Python crawler crawling dynamic JS web page stock information

Preparatory work

In this case, we use two basic libraries required by python crawler, one is requests library, the other is beautiful soup library. It is assumed that these two libraries have been installed. If not, they can be installed through pip. Next, let's briefly talk about the functions of the two libraries. The main function of the requests library is to obtain the front-end code data of the server through the url. The data captured by the two libraries are all the data in the front-end code of the server. The beautiful soup library is mainly used to extract the required information from the captured front-end code.

Data grabbing

The url of the retrieved data is
It is recommended to use Google or Firefox browser to open it. You can use the shortcut key CTRL+U to view the source code of the web page of the server. Before grabbing data, you need to have a general understanding of the data format. First, the data you need to grab must be found in the source code to be directly captured. I believe that we can understand the basic html language. Note that we can see the script tag in the source code. Because JavaScript is loaded dynamically when the web page is loaded, the source code we grab also shows the JavaScript code, not the data loaded by JavaScript. So we can't see the stock data in the source code.
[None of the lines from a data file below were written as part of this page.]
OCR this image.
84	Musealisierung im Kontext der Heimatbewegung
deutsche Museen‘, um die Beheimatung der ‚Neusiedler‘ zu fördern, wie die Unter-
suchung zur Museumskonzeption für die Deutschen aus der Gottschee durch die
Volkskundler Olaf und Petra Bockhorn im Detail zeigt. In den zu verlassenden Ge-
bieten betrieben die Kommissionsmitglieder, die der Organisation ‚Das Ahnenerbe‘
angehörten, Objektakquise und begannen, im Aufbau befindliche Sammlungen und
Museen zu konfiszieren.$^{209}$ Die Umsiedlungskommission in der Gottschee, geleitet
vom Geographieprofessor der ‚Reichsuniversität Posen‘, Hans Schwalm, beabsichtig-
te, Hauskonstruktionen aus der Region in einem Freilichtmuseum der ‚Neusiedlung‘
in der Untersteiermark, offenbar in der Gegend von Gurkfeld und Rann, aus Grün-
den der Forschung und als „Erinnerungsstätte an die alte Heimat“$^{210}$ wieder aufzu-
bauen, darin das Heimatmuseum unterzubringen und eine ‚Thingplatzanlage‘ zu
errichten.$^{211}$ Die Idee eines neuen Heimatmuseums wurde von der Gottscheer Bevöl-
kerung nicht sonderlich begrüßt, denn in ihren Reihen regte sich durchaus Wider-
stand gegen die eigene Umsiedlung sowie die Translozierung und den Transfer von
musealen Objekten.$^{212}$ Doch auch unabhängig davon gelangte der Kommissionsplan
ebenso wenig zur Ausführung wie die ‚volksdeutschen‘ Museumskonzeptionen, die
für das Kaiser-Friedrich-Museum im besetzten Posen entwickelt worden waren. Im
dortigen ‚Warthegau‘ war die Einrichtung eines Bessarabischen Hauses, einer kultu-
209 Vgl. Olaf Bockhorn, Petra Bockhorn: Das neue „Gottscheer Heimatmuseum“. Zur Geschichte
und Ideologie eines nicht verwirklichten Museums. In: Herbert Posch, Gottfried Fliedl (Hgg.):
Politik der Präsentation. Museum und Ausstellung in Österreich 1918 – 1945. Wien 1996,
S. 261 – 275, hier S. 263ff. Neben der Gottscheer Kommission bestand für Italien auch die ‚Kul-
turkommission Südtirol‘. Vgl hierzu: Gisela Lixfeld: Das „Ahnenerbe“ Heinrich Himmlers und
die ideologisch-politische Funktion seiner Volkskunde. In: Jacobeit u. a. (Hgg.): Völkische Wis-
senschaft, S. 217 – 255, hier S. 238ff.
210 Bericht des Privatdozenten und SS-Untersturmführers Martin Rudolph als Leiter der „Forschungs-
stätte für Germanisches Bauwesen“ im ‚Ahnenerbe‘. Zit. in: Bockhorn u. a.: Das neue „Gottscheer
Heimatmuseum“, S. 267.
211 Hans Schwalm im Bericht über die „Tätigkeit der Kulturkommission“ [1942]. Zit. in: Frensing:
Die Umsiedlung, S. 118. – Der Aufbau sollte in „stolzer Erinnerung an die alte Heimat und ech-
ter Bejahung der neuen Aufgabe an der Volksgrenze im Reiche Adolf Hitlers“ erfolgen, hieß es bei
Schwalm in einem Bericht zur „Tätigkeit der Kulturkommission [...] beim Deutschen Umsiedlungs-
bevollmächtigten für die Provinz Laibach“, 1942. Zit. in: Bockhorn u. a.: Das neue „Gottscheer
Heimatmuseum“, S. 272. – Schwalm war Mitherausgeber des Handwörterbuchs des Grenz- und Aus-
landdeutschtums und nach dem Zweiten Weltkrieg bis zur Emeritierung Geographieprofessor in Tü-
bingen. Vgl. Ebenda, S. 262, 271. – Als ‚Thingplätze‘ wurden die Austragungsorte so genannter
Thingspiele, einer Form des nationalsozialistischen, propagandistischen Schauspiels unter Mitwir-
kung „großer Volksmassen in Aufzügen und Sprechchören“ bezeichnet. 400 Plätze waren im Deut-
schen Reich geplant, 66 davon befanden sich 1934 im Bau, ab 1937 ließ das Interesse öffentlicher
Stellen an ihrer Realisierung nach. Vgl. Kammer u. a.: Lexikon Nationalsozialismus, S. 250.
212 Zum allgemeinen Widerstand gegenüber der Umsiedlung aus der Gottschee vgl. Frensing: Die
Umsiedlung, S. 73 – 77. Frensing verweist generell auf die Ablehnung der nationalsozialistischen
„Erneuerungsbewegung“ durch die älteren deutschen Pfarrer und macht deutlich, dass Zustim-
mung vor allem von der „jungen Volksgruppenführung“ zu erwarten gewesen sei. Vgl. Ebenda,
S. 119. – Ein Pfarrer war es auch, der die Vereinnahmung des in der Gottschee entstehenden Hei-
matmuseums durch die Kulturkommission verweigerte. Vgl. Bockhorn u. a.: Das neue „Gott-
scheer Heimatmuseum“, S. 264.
Therefore, if we directly grab the code data returned by the requests library, we will not be able to grab the stock information.


A special method is not to grab the data directly from the target website, but to find the request sent by the PC side, and change the parameters of get method to open the requested resource in a new window. The server can return different data by changing the request parameters. This method needs to understand the principle of HTTP protocol.
The specific method is to right-click the data to be grabbed and select check. Both Google and Firefox support element check. Then you can see that the corresponding data exists locally. Select network, select JS below, and refresh once to see the request of get method.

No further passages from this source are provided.